Lebel, J: constitutional protection for administrative tribunals?

On October 26, 2012, the Honourable Mr. Justice Louis LeBel was a keynote speaker at the CLEBC Administrative Law Conference 2012 in Vancouver.  His speaking notes have now been published in the February 13, 2013, issue of the Canadian Journal of Administrative Law & Practice, at pages 51-66.

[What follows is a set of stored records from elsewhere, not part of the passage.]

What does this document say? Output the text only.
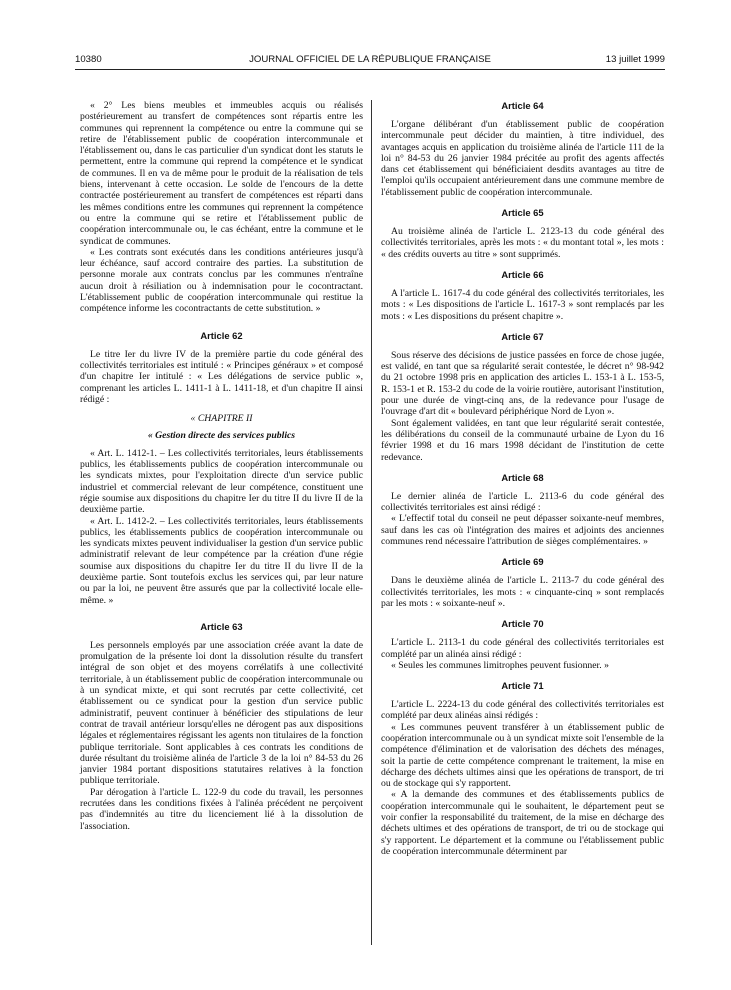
10380	JOURNAL OFFICIEL DE LA RÉPUBLIQUE FRANÇAISE	13 juillet 1999

« 2° Les biens meubles et immeubles acquis ou réalisés postérieurement au transfert de compétences sont répartis entre les communes qui reprennent la compétence ou entre la commune qui se retire de l'établissement public de coopération intercommunale et l'établissement ou, dans le cas particulier d'un syndicat dont les statuts le permettent, entre la commune qui reprend la compétence et le syndicat de communes. Il en va de même pour le produit de la réalisation de tels biens, intervenant à cette occasion. Le solde de l'encours de la dette contractée postérieurement au transfert de compétences est réparti dans les mêmes conditions entre les communes qui reprennent la compétence ou entre la commune qui se retire et l'établissement public de coopération intercommunale ou, le cas échéant, entre la commune et le syndicat de communes.

« Les contrats sont exécutés dans les conditions antérieures jusqu'à leur échéance, sauf accord contraire des parties. La substitution de personne morale aux contrats conclus par les communes n'entraîne aucun droit à résiliation ou à indemnisation pour le cocontractant. L'établissement public de coopération intercommunale qui restitue la compétence informe les cocontractants de cette substitution. »

Article 62

Le titre Ier du livre IV de la première partie du code général des collectivités territoriales est intitulé : « Principes généraux » et composé d'un chapitre Ier intitulé : « Les délégations de service public », comprenant les articles L. 1411-1 à L. 1411-18, et d'un chapitre II ainsi rédigé :

« CHAPITRE II

« Gestion directe des services publics

« Art. L. 1412-1. – Les collectivités territoriales, leurs établissements publics, les établissements publics de coopération intercommunale ou les syndicats mixtes, pour l'exploitation directe d'un service public industriel et commercial relevant de leur compétence, constituent une régie soumise aux dispositions du chapitre Ier du titre II du livre II de la deuxième partie.

« Art. L. 1412-2. – Les collectivités territoriales, leurs établissements publics, les établissements publics de coopération intercommunale ou les syndicats mixtes peuvent individualiser la gestion d'un service public administratif relevant de leur compétence par la création d'une régie soumise aux dispositions du chapitre Ier du titre II du livre II de la deuxième partie. Sont toutefois exclus les services qui, par leur nature ou par la loi, ne peuvent être assurés que par la collectivité locale elle-même. »

Article 63

Les personnels employés par une association créée avant la date de promulgation de la présente loi dont la dissolution résulte du transfert intégral de son objet et des moyens corrélatifs à une collectivité territoriale, à un établissement public de coopération intercommunale ou à un syndicat mixte, et qui sont recrutés par cette collectivité, cet établissement ou ce syndicat pour la gestion d'un service public administratif, peuvent continuer à bénéficier des stipulations de leur contrat de travail antérieur lorsqu'elles ne dérogent pas aux dispositions légales et réglementaires régissant les agents non titulaires de la fonction publique territoriale. Sont applicables à ces contrats les conditions de durée résultant du troisième alinéa de l'article 3 de la loi n° 84-53 du 26 janvier 1984 portant dispositions statutaires relatives à la fonction publique territoriale.

Par dérogation à l'article L. 122-9 du code du travail, les personnes recrutées dans les conditions fixées à l'alinéa précédent ne perçoivent pas d'indemnités au titre du licenciement lié à la dissolution de l'association.

Article 64

L'organe délibérant d'un établissement public de coopération intercommunale peut décider du maintien, à titre individuel, des avantages acquis en application du troisième alinéa de l'article 111 de la loi n° 84-53 du 26 janvier 1984 précitée au profit des agents affectés dans cet établissement qui bénéficiaient desdits avantages au titre de l'emploi qu'ils occupaient antérieurement dans une commune membre de l'établissement public de coopération intercommunale.

Article 65

Au troisième alinéa de l'article L. 2123-13 du code général des collectivités territoriales, après les mots : « du montant total », les mots : « des crédits ouverts au titre » sont supprimés.

Article 66

A l'article L. 1617-4 du code général des collectivités territoriales, les mots : « Les dispositions de l'article L. 1617-3 » sont remplacés par les mots : « Les dispositions du présent chapitre ».

Article 67

Sous réserve des décisions de justice passées en force de chose jugée, est validé, en tant que sa régularité serait contestée, le décret n° 98-942 du 21 octobre 1998 pris en application des articles L. 153-1 à L. 153-5, R. 153-1 et R. 153-2 du code de la voirie routière, autorisant l'institution, pour une durée de vingt-cinq ans, de la redevance pour l'usage de l'ouvrage d'art dit « boulevard périphérique Nord de Lyon ».

Sont également validées, en tant que leur régularité serait contestée, les délibérations du conseil de la communauté urbaine de Lyon du 16 février 1998 et du 16 mars 1998 décidant de l'institution de cette redevance.

Article 68

Le dernier alinéa de l'article L. 2113-6 du code général des collectivités territoriales est ainsi rédigé :

« L'effectif total du conseil ne peut dépasser soixante-neuf membres, sauf dans les cas où l'intégration des maires et adjoints des anciennes communes rend nécessaire l'attribution de sièges complémentaires. »

Article 69

Dans le deuxième alinéa de l'article L. 2113-7 du code général des collectivités territoriales, les mots : « cinquante-cinq » sont remplacés par les mots : « soixante-neuf ».

Article 70

L'article L. 2113-1 du code général des collectivités territoriales est complété par un alinéa ainsi rédigé :

« Seules les communes limitrophes peuvent fusionner. »

Article 71

L'article L. 2224-13 du code général des collectivités territoriales est complété par deux alinéas ainsi rédigés :

« Les communes peuvent transférer à un établissement public de coopération intercommunale ou à un syndicat mixte soit l'ensemble de la compétence d'élimination et de valorisation des déchets des ménages, soit la partie de cette compétence comprenant le traitement, la mise en décharge des déchets ultimes ainsi que les opérations de transport, de tri ou de stockage qui s'y rapportent.

« A la demande des communes et des établissements publics de coopération intercommunale qui le souhaitent, le département peut se voir confier la responsabilité du traitement, de la mise en décharge des déchets ultimes et des opérations de transport, de tri ou de stockage qui s'y rapportent. Le département et la commune ou l'établissement public de coopération intercommunale déterminent par
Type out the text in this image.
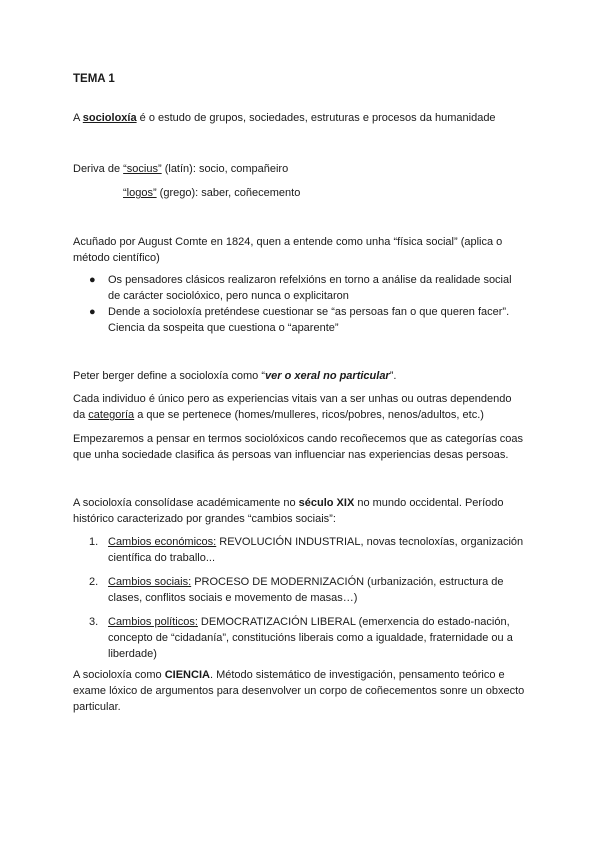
TEMA 1

A socioloxía é o estudo de grupos, sociedades, estruturas e procesos da humanidade

Deriva de “socius” (latín): socio, compañeiro

“logos” (grego): saber, coñecemento

Acuñado por August Comte en 1824, quen a entende como unha “física social” (aplica o método científico)

● Os pensadores clásicos realizaron refelxións en torno a análise da realidade social de carácter sociolóxico, pero nunca o explicitaron
● Dende a socioloxía preténdese cuestionar se “as persoas fan o que queren facer”. Ciencia da sospeita que cuestiona o “aparente”

Peter berger define a socioloxía como “ver o xeral no particular”.

Cada individuo é único pero as experiencias vitais van a ser unhas ou outras dependendo da categoría a que se pertenece (homes/mulleres, ricos/pobres, nenos/adultos, etc.)

Empezaremos a pensar en termos sociolóxicos cando recoñecemos que as categorías coas que unha sociedade clasifica ás persoas van influenciar nas experiencias desas persoas.

A socioloxía consolídase académicamente no século XIX no mundo occidental. Período histórico caracterizado por grandes “cambios sociais”:

1. Cambios económicos: REVOLUCIÓN INDUSTRIAL, novas tecnoloxías, organización científica do traballo...
2. Cambios sociais: PROCESO DE MODERNIZACIÓN (urbanización, estructura de clases, conflitos sociais e movemento de masas…)
3. Cambios políticos: DEMOCRATIZACIÓN LIBERAL (emerxencia do estado-nación, concepto de “cidadanía”, constitucións liberais como a igualdade, fraternidade ou a liberdade)

A socioloxía como CIENCIA. Método sistemático de investigación, pensamento teórico e exame lóxico de argumentos para desenvolver un corpo de coñecementos sonre un obxecto particular.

In this speech, Justice LeBel provides an “overview” of the “fundamental role of natural justice and procedural fairness in Canadian administrative law” with a particular focus on the “key values of impartiality, independence, and access to a fair hearing in the law of of judicial review”. In dealing with the issue of “Independence” (page 55 to 57), he addresses the significance of the SCC’s decision in Ocean Port relative to the question of “institutional independence in  adjudicative tribunal settings” (page 56) and ends that reference with this suggestion (at page 57):

But, given the importance of administrative justice, we should perhaps question whether administrative adjudicative administration [sic] should not be given a stronger constitutional protection after all.  Canadians will deal with administrative action and justice more often than with the civil or criminal courts in their daily life.  [Emphasis added.]

Justice Lebel concludes his comments on independence with this (at page 57):

… The goal of strengthening the independence of administrative tribunals is not only to eliminate a reasonable apprehension of bias, but also to create a reasonable apprehension that the system works efficiently and transparently, while being accessible to every citizen.   This requires a model for administrative justice that is independent, yet responsive to the particular demands of its unique environment.